Our Lord Himself clearly spoke about how the LEAST in the Kingdom of Heaven is greater the Greatest Born of Women (i.e. those who were the greatest in natural virtue, e.g. St. John the Baptist). What He meant is that you could give away every dime of your possessions, fast for 50 years, etc. ... by your natural powers, and it means nothing compared to a single act of love that takes 30 seconds and which is supernatural due to being moved by God and in fact the result of God acting in them with supernatural merit.
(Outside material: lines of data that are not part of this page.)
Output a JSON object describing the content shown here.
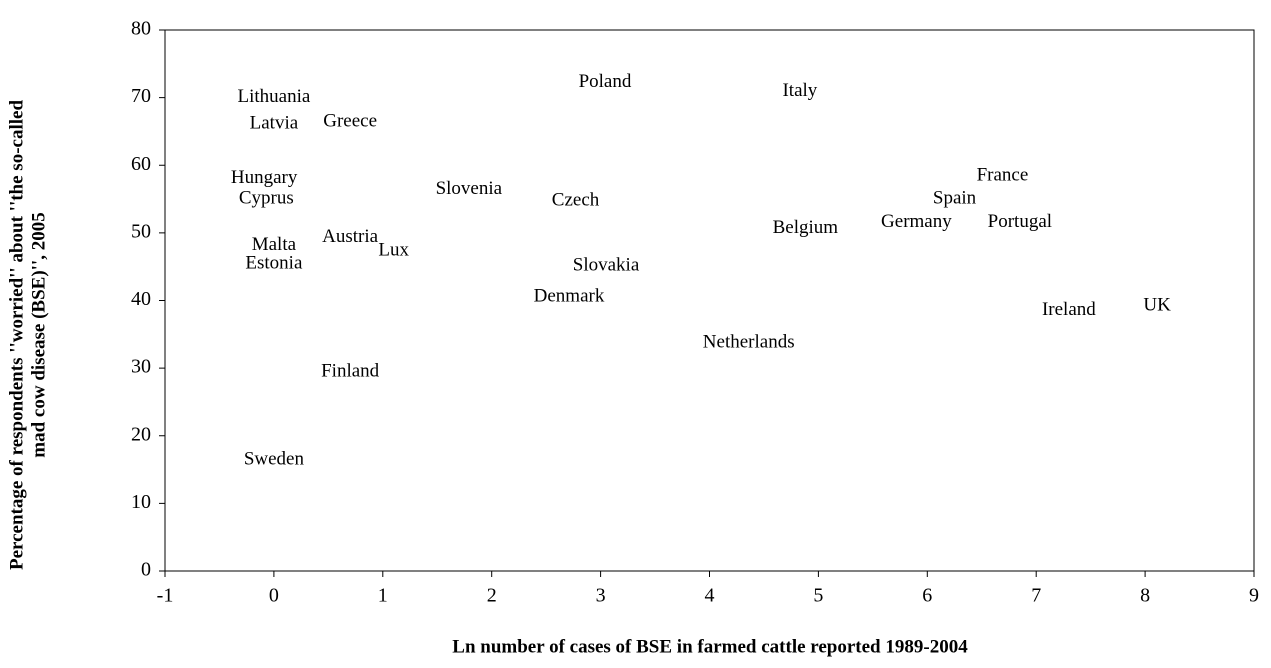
{
  "chart_data": {
    "type": "scatter",
    "x_label": "Ln number of cases of BSE in farmed cattle reported 1989-2004",
    "y_label": [
      "Percentage of respondents ''worried'' about ''the so-called",
      "mad cow disease (BSE)'', 2005"
    ],
    "xlim": [
      -1,
      9
    ],
    "ylim": [
      0,
      80
    ],
    "xticks": [
      -1,
      0,
      1,
      2,
      3,
      4,
      5,
      6,
      7,
      8,
      9
    ],
    "yticks": [
      0,
      10,
      20,
      30,
      40,
      50,
      60,
      70,
      80
    ],
    "points": [
      {
        "label": "Lithuania",
        "x": 0.0,
        "y": 70.0
      },
      {
        "label": "Latvia",
        "x": 0.0,
        "y": 66.1
      },
      {
        "label": "Greece",
        "x": 0.7,
        "y": 66.4
      },
      {
        "label": "Poland",
        "x": 3.04,
        "y": 72.2
      },
      {
        "label": "Italy",
        "x": 4.83,
        "y": 70.9
      },
      {
        "label": "Hungary",
        "x": -0.09,
        "y": 58.0
      },
      {
        "label": "Cyprus",
        "x": -0.07,
        "y": 55.0
      },
      {
        "label": "Slovenia",
        "x": 1.79,
        "y": 56.4
      },
      {
        "label": "Czech",
        "x": 2.77,
        "y": 54.7
      },
      {
        "label": "France",
        "x": 6.69,
        "y": 58.4
      },
      {
        "label": "Spain",
        "x": 6.25,
        "y": 55.0
      },
      {
        "label": "Germany",
        "x": 5.9,
        "y": 51.5
      },
      {
        "label": "Portugal",
        "x": 6.85,
        "y": 51.5
      },
      {
        "label": "Belgium",
        "x": 4.88,
        "y": 50.6
      },
      {
        "label": "Malta",
        "x": 0.0,
        "y": 48.1
      },
      {
        "label": "Austria",
        "x": 0.7,
        "y": 49.3
      },
      {
        "label": "Lux",
        "x": 1.1,
        "y": 47.3
      },
      {
        "label": "Estonia",
        "x": 0.0,
        "y": 45.4
      },
      {
        "label": "Slovakia",
        "x": 3.05,
        "y": 45.1
      },
      {
        "label": "Denmark",
        "x": 2.71,
        "y": 40.5
      },
      {
        "label": "Ireland",
        "x": 7.3,
        "y": 38.5
      },
      {
        "label": "UK",
        "x": 8.11,
        "y": 39.2
      },
      {
        "label": "Netherlands",
        "x": 4.36,
        "y": 33.7
      },
      {
        "label": "Finland",
        "x": 0.7,
        "y": 29.4
      },
      {
        "label": "Sweden",
        "x": 0.0,
        "y": 16.4
      }
    ]
  }
}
Compared to God, there's little difference between a glorious Pope and a guy who picks up garbage for a living. In fact, if the garbage man thinks himself to be of no account, whereas the Pope lets his power get to his head and puff him up with pride ... the social order in Heaven would be reversed, where the garbage man will be "high society" in the glory of heaven, and the Pope lower class, thus Our Lord speaking about the first being last, the last first.
In this life, God has people play roles for practical reasons. He wants some to be Popes, some bishops, some priests, and others laborers, peasants, cleaning manure from animal stalls for a living. None of those roles really mean anything in eternity. Our Lord rebuked the women who declared Our Lady exalted for having nursed Our Lord. And, no, Bergoglio, that was not an insult to His Mother, since she also was exalted above all other human beings in terms of keeping God's commandments and loving God ... so Our Lord was just explaining that it isn't what we do, what our roles are in this life, but rather how much we love God in the real Kingdom, the supernatural one, that matters and counts for anything. I'm sure there are many simple peasants in heaven above many popes (even the ones who weren't just outright damned), and many saints who are greater than many canonized saints even though no one has ever heard of them. Well, they'll hear about them in eternity.